Charles Haas Q: What does it mean for the lights to go out on the "Republic" suddenly?

CH: When the lights go out today, we have emergency lighting units that light the way and show us how to get to exits and so forth. But on the "Republic" when the lights failed they really did fail. You now have approximately seven hundred people, most of whom have been asleep, suddenly awakened by the jar of the collision. They step out into the corridor, the friendly steward, isn't there, the lights are out, you can't ring for the steward to ask what the problem is. So you're actually having a double darkness. You're having the darkness of light's absence, and you also have the darkness of a lack of information. So as they step out into the corridors they are literally groping their way by feel, by touch, until the stewards can get candles or lanterns or whatever and begin distributing them through the accommodation. So for those first couple of minutes, until the stewards and those down below were able to deploy what little auxiliary lighting they had. It was pitch black and the alleyways of a ship are sometimes very complicated. Finding your way out of your state room and down a corridor and across the ship and up the stairs and so forth was a real challenge. But somehow "Republic's" passengers didn't really panic. There was a kind of calmness, the stewards, within a matter of ten minutes or so, had things fairly well under control. They had placed candles down at the base of the grand stair case and were basically walking up and down the aisles or the corridors. And so, there really wasn't much of an opportunity for panic. It almost semeed to be more of a questioning of what's going on? Why are we awake now? Why are the lights out, and so forth. There was really no sense of urgency or imminency that there was a disaster in the making here. It was just a good solid bump and the lights are out and very little more than that.

CH: For the men in the engine room, the collision was more than just a little bump.

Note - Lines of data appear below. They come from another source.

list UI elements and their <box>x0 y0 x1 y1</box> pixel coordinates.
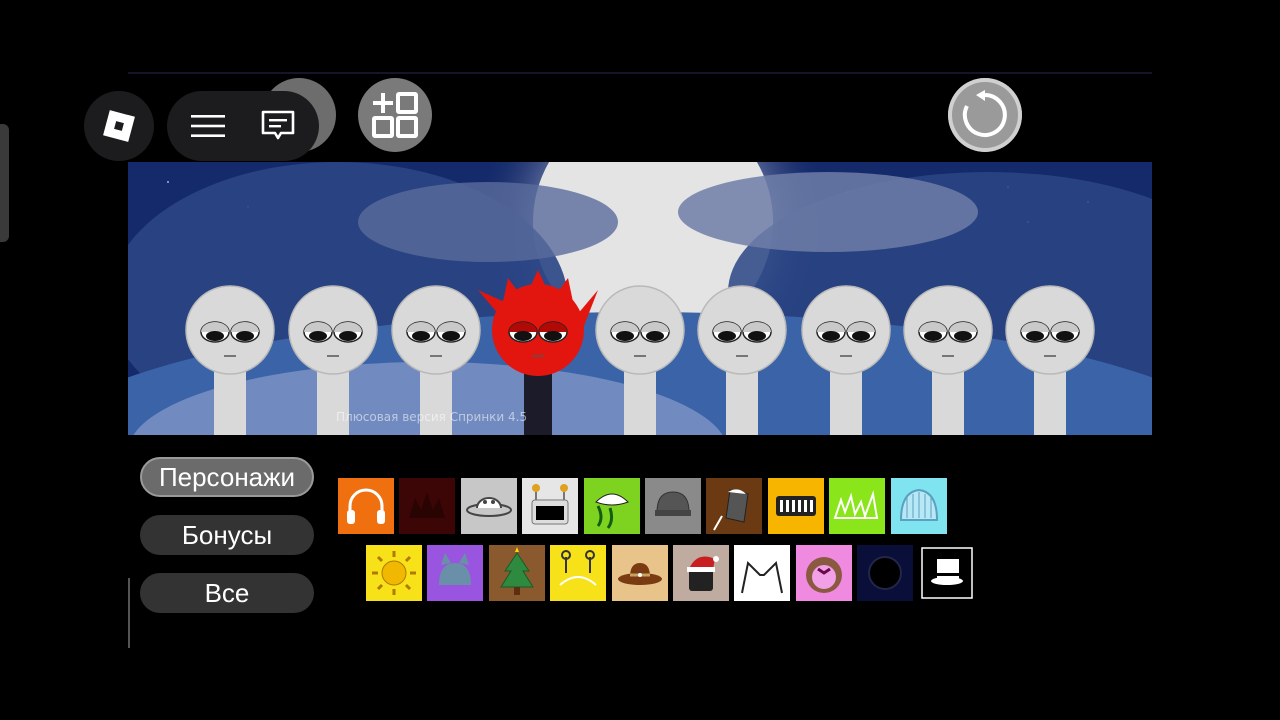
cat-ears-icon <box>741 560 784 594</box>
cloud <box>678 172 978 252</box>
add-grid-icon <box>372 92 418 138</box>
menu-button[interactable] <box>190 112 226 140</box>
leaf-hat-icon <box>594 493 629 529</box>
antenna-icon <box>559 550 597 586</box>
stage-scene <box>128 162 1152 435</box>
item-tile-leaf-hat[interactable] <box>583 478 640 534</box>
roblox-top-bar <box>167 91 319 161</box>
roblox-logo-icon <box>103 110 135 142</box>
curly-hair-icon <box>805 557 842 593</box>
item-tile-christmas-tree[interactable] <box>488 545 545 601</box>
item-tile-ufo[interactable] <box>460 478 517 534</box>
spiky-hair-icon <box>409 492 446 518</box>
christmas-tree-icon <box>499 547 534 595</box>
knit-hat-icon <box>899 488 938 521</box>
category-characters-button[interactable]: Персонажи <box>140 457 314 497</box>
item-tile-spiky-hair[interactable] <box>399 478 456 534</box>
grass-icon <box>833 490 879 520</box>
cloud <box>358 182 618 262</box>
item-tile-white-top-hat[interactable] <box>918 545 975 601</box>
reset-icon <box>962 90 1007 137</box>
add-button[interactable] <box>358 78 432 152</box>
robot-antenna-icon <box>531 484 569 525</box>
cat-ear-hat-icon <box>439 553 472 585</box>
category-all-button[interactable]: Все <box>140 573 314 613</box>
menu-icon <box>191 115 225 137</box>
santa-hat-icon <box>687 556 719 591</box>
item-tile-curly-hair[interactable] <box>795 545 852 601</box>
dark-orb-icon <box>868 556 903 590</box>
item-tile-dark-orb[interactable] <box>857 545 914 601</box>
top-hat-icon <box>713 489 749 531</box>
cowboy-hat-icon <box>617 563 662 585</box>
item-tile-headphones[interactable] <box>338 478 394 534</box>
white-top-hat-icon <box>920 547 973 599</box>
reset-button[interactable] <box>948 78 1022 152</box>
item-tile-cat-ears[interactable] <box>734 545 791 601</box>
item-tile-santa-hat[interactable] <box>673 545 729 601</box>
ufo-icon <box>465 497 512 517</box>
item-tile-cat-ear-hat[interactable] <box>427 545 484 601</box>
frame-border <box>128 578 130 648</box>
gray-beanie-icon <box>655 491 691 516</box>
sun-icon <box>372 551 416 595</box>
roblox-menu-button[interactable] <box>84 91 154 161</box>
item-tile-keyboard[interactable] <box>767 478 824 534</box>
item-tile-knit-hat[interactable] <box>890 478 947 534</box>
side-handle[interactable] <box>0 124 9 242</box>
chat-icon <box>261 110 295 140</box>
item-tile-gray-beanie[interactable] <box>645 478 701 534</box>
item-tile-antenna[interactable] <box>550 545 607 601</box>
game-stage <box>128 162 1152 435</box>
chat-button[interactable] <box>260 109 296 143</box>
item-tile-cowboy-hat[interactable] <box>611 545 668 601</box>
item-tile-grass[interactable] <box>829 478 886 534</box>
keyboard-icon <box>775 496 816 516</box>
headphones-icon <box>347 488 385 524</box>
watermark: Плюсовая версия Спринки 4.5 <box>336 410 528 424</box>
category-bonuses-button[interactable]: Бонусы <box>140 515 314 555</box>
item-tile-sun[interactable] <box>366 545 422 601</box>
character-lineup <box>185 270 1095 435</box>
item-tile-top-hat[interactable] <box>706 478 763 534</box>
frame-border <box>128 72 1152 74</box>
item-tile-robot-antenna[interactable] <box>522 478 579 534</box>
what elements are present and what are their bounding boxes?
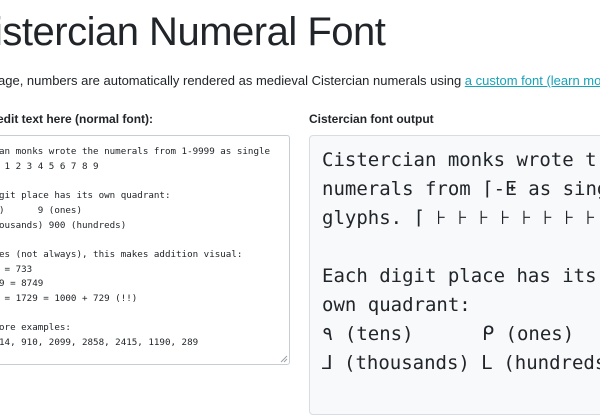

Suddenly the sea is pouring in, far faster than any of the ship's pumps can handle. They nevertheless can't leave, particularly those men who are in the boiler room right adjacent to the engine room. Because if they don't do something, the cold water striking the hot boilers creates the possibility of an explosion. So they have to literally draw the fires and that was done by shoveling the coal out of the boilers onto the floor. In a matter of minutes and. of course, at this point, the water is rising up to their waists, up to their shoulders,and literally they're chased by the water out of the room. And one of the engineers heroically turned on what was called an injector pump which actually helped to flood the boilers in a gentle way so that they wouldn't explode. So they literally had a matter of minutes before they were driven from their places and as the steam pressure dropped, that's what puts the lights out. That's what renders the "Republic" nonmovable and essentially sets the stage for the evacuation of the ship.